Ruoti ha il vanto di essere il primo paese d’Italia, escludendo la Sardegna, ad avere ancora delle donne che portano «lu custum», e circa l’80% delle famiglie ne conserva l’abito originale indossato dai propri avi. Questi dati confermano la sfumatura emotiva che lega l’abito con chi lo indossa e ne determina finanche l’atteggiamento di tutta la comunità ascrivendo l’habitus al suo significato più puro, inteso come contegno, modo di essere, che conseguentemente porta al sentimento condiviso del «nostro costume».
Sono proprio queste le basi che hanno spinto l’associazione culturale “Recupero tradizioni ruotesi” a fare un lavoro di ricerca e recupero di questo grande patrimonio che è l’abito ruotese. In particolare il presidente dell’associazione, Felice Faraone ha alle spalle circa vent’anni di documentazione articolata per lo più da materiale fotografico messo insieme dall’eredità di ciascuna famiglia e in particolar modo da quella Iacouzzi. Le prime foto di cui si ha testimonianza, risalgono al 1850 riconducibili al fotografo ruotese Nicola De Carlo, che immortalavano le donne appartenenti al ceto borghese del paese, difatti sino agli inizi del secolo scorso, l’abito tradizionale era ad appannaggio delle famiglie benestanti, poi man mano è diventato di uso comune entrando a far parte della “dote” che ciascuna ragazza in età da matrimonio, doveva possedere.

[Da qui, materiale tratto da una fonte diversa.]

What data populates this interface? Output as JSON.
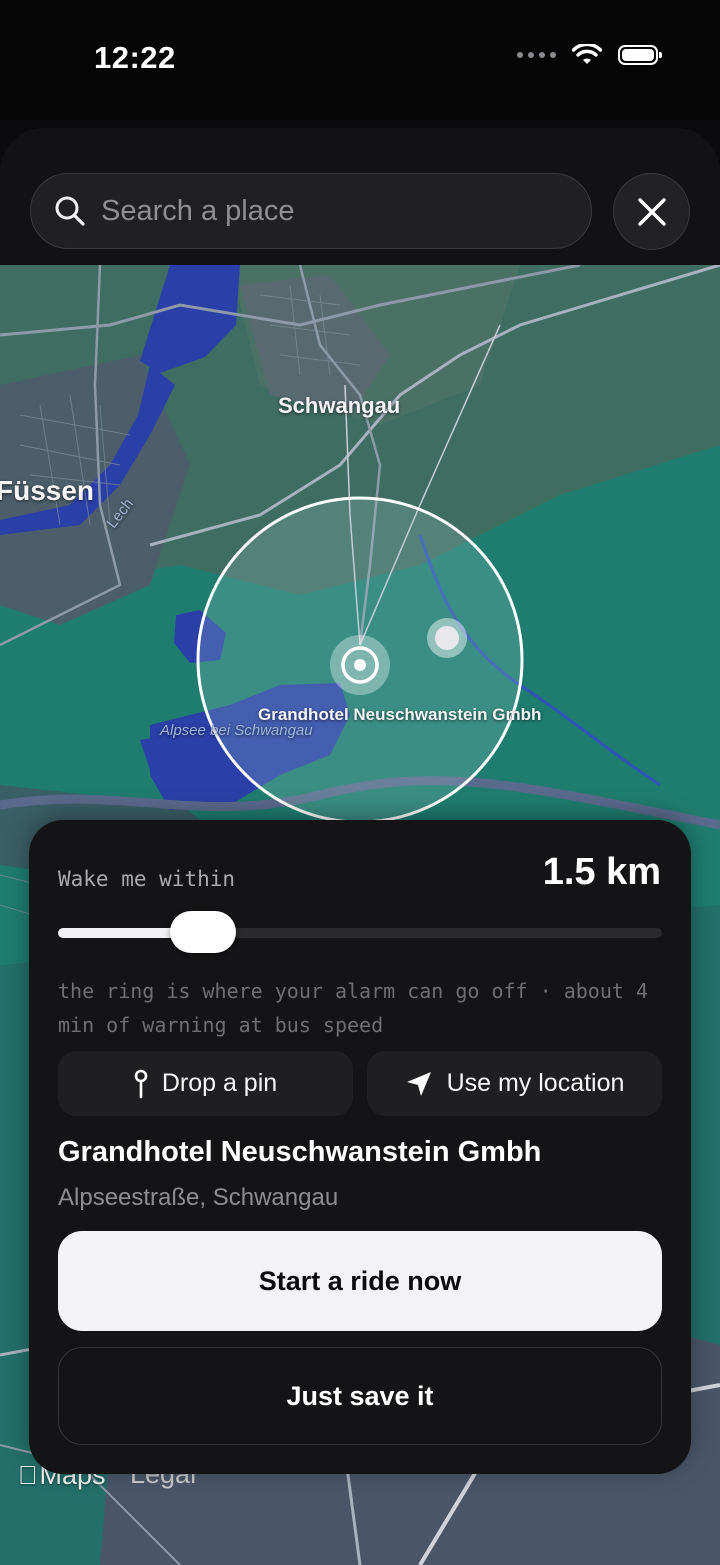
{
  "status_bar": {
    "time": "12:22"
  },
  "search": {
    "placeholder": "Search a place"
  },
  "map": {
    "labels": {
      "schwangau": "Schwangau",
      "fussen": "Füssen",
      "lech": "Lech",
      "alpsee": "Alpsee bei Schwangau",
      "hotel": "Grandhotel Neuschwanstein Gmbh"
    },
    "attribution": {
      "logo": "Maps",
      "legal": "Legal"
    }
  },
  "sheet": {
    "wake_label": "Wake me within",
    "distance": "1.5 km",
    "slider_fraction": 0.24,
    "hint": "the ring is where your alarm can go off · about 4 min of warning at bus speed",
    "drop_pin_label": "Drop a pin",
    "use_location_label": "Use my location",
    "place_name": "Grandhotel Neuschwanstein Gmbh",
    "place_address": "Alpseestraße, Schwangau",
    "start_ride_label": "Start a ride now",
    "save_label": "Just save it"
  },
  "colors": {
    "map_forest": "#1f7d70",
    "map_water": "#2b3fa8",
    "sheet_bg": "#141416",
    "primary_button": "#f2f2f7"
  }
}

Guardando il vasto archivio fotografico di Felice, è possibile apprendere tutta una serie d’informazioni: in primo luogo, si può costatare che il modello del costume è rimasto pressoché lo stesso, ad eccezione della «cammis ͤ» e dell’«arricc ͤ» che nel corso degli anni risultano meno vistosi; con il copri spalle «juppòn ͤ» si segnavano le tappe della crescita di una donna: durante l’infanzia non veniva indossato, infatti, l’abito era composto solo dal «crètt ͤ» e dalla «cammis ͤ», nell’adolescenza invece, era a mezza manica, mentre dalla giovinezza in poi copriva anche le spalle. Ogni costume era unico e rispecchiava la famiglia di appartenenza, perché la «cammis ͤ», «lu juppòn ͤ» e «lu ῠand ͤsin ͤ» erano ricamati e arricchiti secondo i gusti e le disponibilità.

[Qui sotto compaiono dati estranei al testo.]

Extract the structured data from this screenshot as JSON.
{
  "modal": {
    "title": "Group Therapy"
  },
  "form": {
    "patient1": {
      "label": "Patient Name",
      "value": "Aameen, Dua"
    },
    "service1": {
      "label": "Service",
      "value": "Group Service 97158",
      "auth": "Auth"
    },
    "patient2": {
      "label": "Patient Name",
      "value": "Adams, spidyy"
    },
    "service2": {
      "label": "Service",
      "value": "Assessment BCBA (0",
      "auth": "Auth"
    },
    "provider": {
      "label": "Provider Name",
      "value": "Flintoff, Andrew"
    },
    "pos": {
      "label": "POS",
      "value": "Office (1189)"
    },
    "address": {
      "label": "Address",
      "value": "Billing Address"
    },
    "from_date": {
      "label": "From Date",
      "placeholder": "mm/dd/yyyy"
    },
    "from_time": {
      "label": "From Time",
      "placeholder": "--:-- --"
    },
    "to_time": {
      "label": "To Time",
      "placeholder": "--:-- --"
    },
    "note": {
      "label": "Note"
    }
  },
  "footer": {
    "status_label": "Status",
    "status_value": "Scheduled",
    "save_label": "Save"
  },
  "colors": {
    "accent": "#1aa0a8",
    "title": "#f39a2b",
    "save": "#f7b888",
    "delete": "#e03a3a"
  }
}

Per le nozze l’unico cambiamento era dato dal colore della stoffa che poteva essere rosa, celeste oppure giallo, novità arrivate dopo l’ondata migratoria in America: memorabili erano, infatti, i “pacchi” di tessuto inviati dagli immigrati ruotesi alle proprie famiglie, che avevano ragazze in età da matrimonio. Il copricapo «pann ͤ» invece, era tassativamente verde, piegato a punta in avanti, oppure piatto sulla fronte e a punta di lato e, veniva indurito con la colla di ciliegio per assicurarne la tenuta. In caso di lutto, sulla «cammis ͤ» si metteva un fiocco nero se il defunto era il marito o il figlio, marrone per gli altri gradi di parentela.

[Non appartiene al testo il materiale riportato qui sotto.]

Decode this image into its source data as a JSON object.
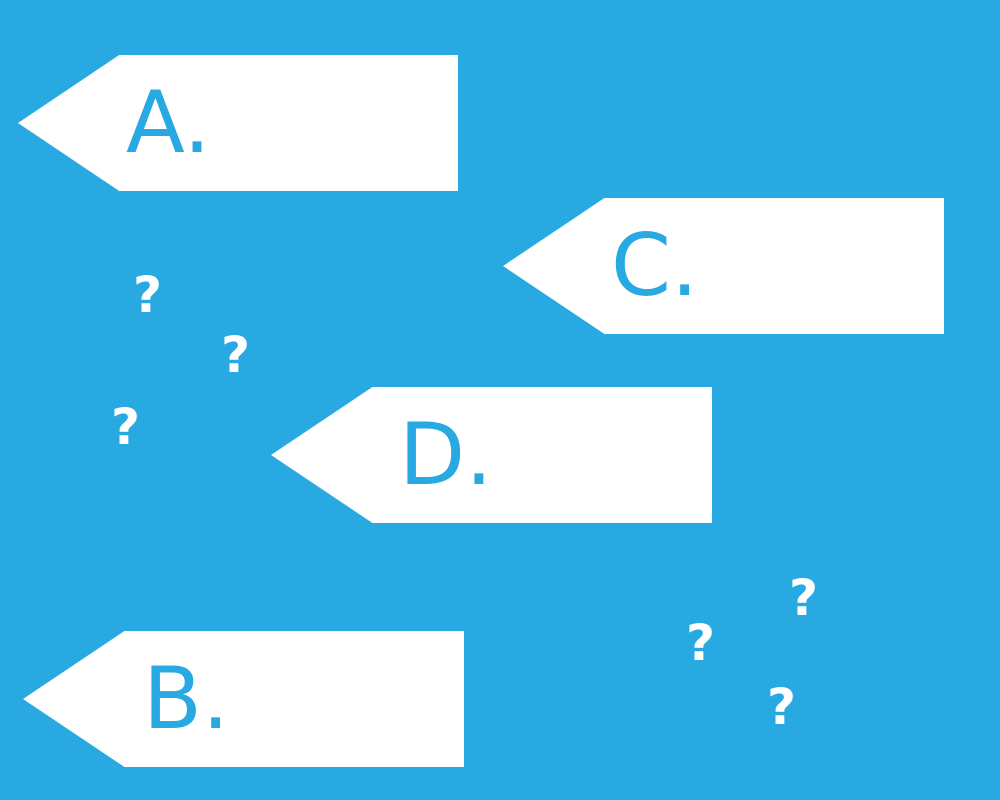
{
  "options": {
    "a": "A.",
    "b": "B.",
    "c": "C.",
    "d": "D."
  },
  "question_mark": "?",
  "colors": {
    "background": "#29a9e1",
    "arrow_fill": "#ffffff",
    "label_text": "#29a9e1",
    "question_mark": "#ffffff"
  }
}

Il senso di appartenenza verso «lu custum ͤ» era talmente forte, tanto da indossarlo anche in punto di morte.
Con il passare del tempo tutto questo è andato perduto ed oggi è rimasta la signora Rita Errichetti a conservare l’arte del confezionamento del costume, la quale con meticolosa attenzione studia le foto degli abiti originali e li riproduce; infatti, è grazie alla sua esperienza che possiamo affermare che ogni singola camicia era diversa nel ricamo e nella chiusura dei polsini. La sua passione unita a quella dell’associazione Recupero tradizioni ruotesi hanno come scopo quello di salvaguardare l’abito tradizionale in ogni suo aspetto, in modo da tramandare un patrimonio che è l’essenza stessa della comunità. A questo proposito, nel corso degli anni ci sono state diverse manifestazioni, tra le quali si annovera la “Prima conferenza sull’abito tradizionale femminile di Ruoti” (tenutasi il 17 ottobre 2015), che ha visto la partecipazione della Prof.ssa Silvestrini, etno – antropologa, la quale attraverso le sue competenze, ha illustrato l’importanza che l’abito tradizionale riveste nella ricostruzione identitaria di una comunità, ma soprattutto il “dovere” di conservare e promuovere un patrimonio così unico. In questo senso, è stata avanzata la proposta di creare un museo sull’abito tradizionale lucano, in modo da istituzionalizzare una realtà che è a tutti gli effetti da considerarsi un’opera d’arte.